Effects of A 4-Percent Annual Exceedance Probability Flood On Stream Restoration Projects In The Esopus Creek Watershed, Ny

On December 25, 2020, 5 inches of rain fell on a large snowpack in the upper Esopus Creek (UEC) watershed in the Catskill Mountains of New York. The resulting flood had an annual exceedance probability (AEP) of 4 to 20 percent (recurrence intervals of 25 to 5 years) in streams across the watershed, resulted in substantial geomorphic changes in some stream channels, and transported the highest sediment loads observed since stream restoration projects in the UEC began in 2012. The lowest AEP and highest discharge were observed in the Stony Clove Creek subbasin of the UEC. The UEC is the primary water source for the Ashokan Reservoir, part of New York City’s unfiltered water-supply system. A network of 16 turbidity and 13 suspended sediment and turbidity monitoring stations has been in operation within the UEC since October 2016. One of the primary purposes of this monitoring network is to investigate changes in suspended-sediment concentrations (SSC) and turbidity resulting from 9 sediment and turbidity reduction projects (STRPs) implemented in tributaries to the UEC between 2012 and 2018. Seven of the STRPs were constructed in the Stony Clove Creek subbasin. During the 2 to 8 years following the installation of the projects, declines in SSC and turbidity were measured at all monitoring sites although there were no flows that exceeded a 20-percent AEP flood. The flood of December 2020 had a 4-percent AEP at the watershed outlet (Stony Clove Creek near Chichester, 01362370) and provided an opportunity to assess the effectiveness of the STRPs following a large flood. Data from the Stony Clove Creek near Chichester stream gage suggest a 10-fold increase in the mass of sediment transported for a given flow relative to pre-storm conditions, and that increase persisted for months following the flood. Sediment transport returned to near pre-storm levels at low streamflows after 4-6 months, but continued to remain above pre-storm levels at high streamflows for more than a year. The STRPs were bracketed by upstream-downstream turbidity monitoring stations.

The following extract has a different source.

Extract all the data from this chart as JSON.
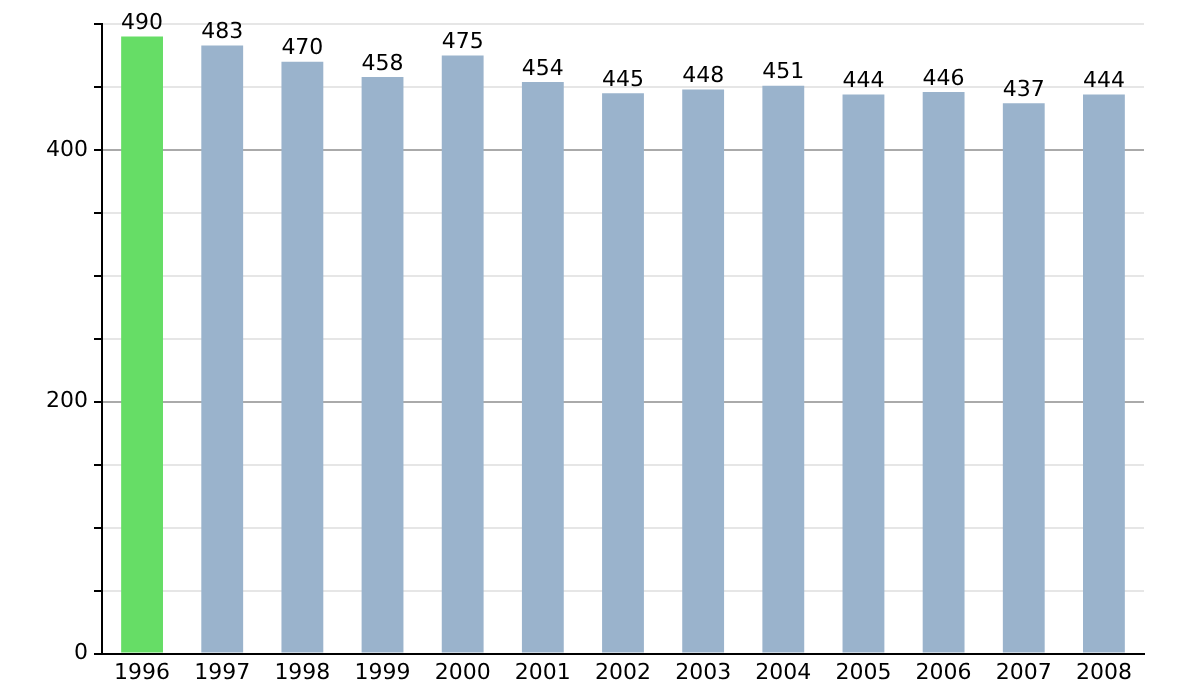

Minimal increases in turbidity from upstream to downstream of the STRPs during and after the flood were observed; however, reach-scale monitoring in tributaries to Stony Clove Creek and field observations suggest that the large increases in post-flood sediment transport were due to the Stony Clove intersecting new sources of sediment during and after the flood rather than failure of the STRPs.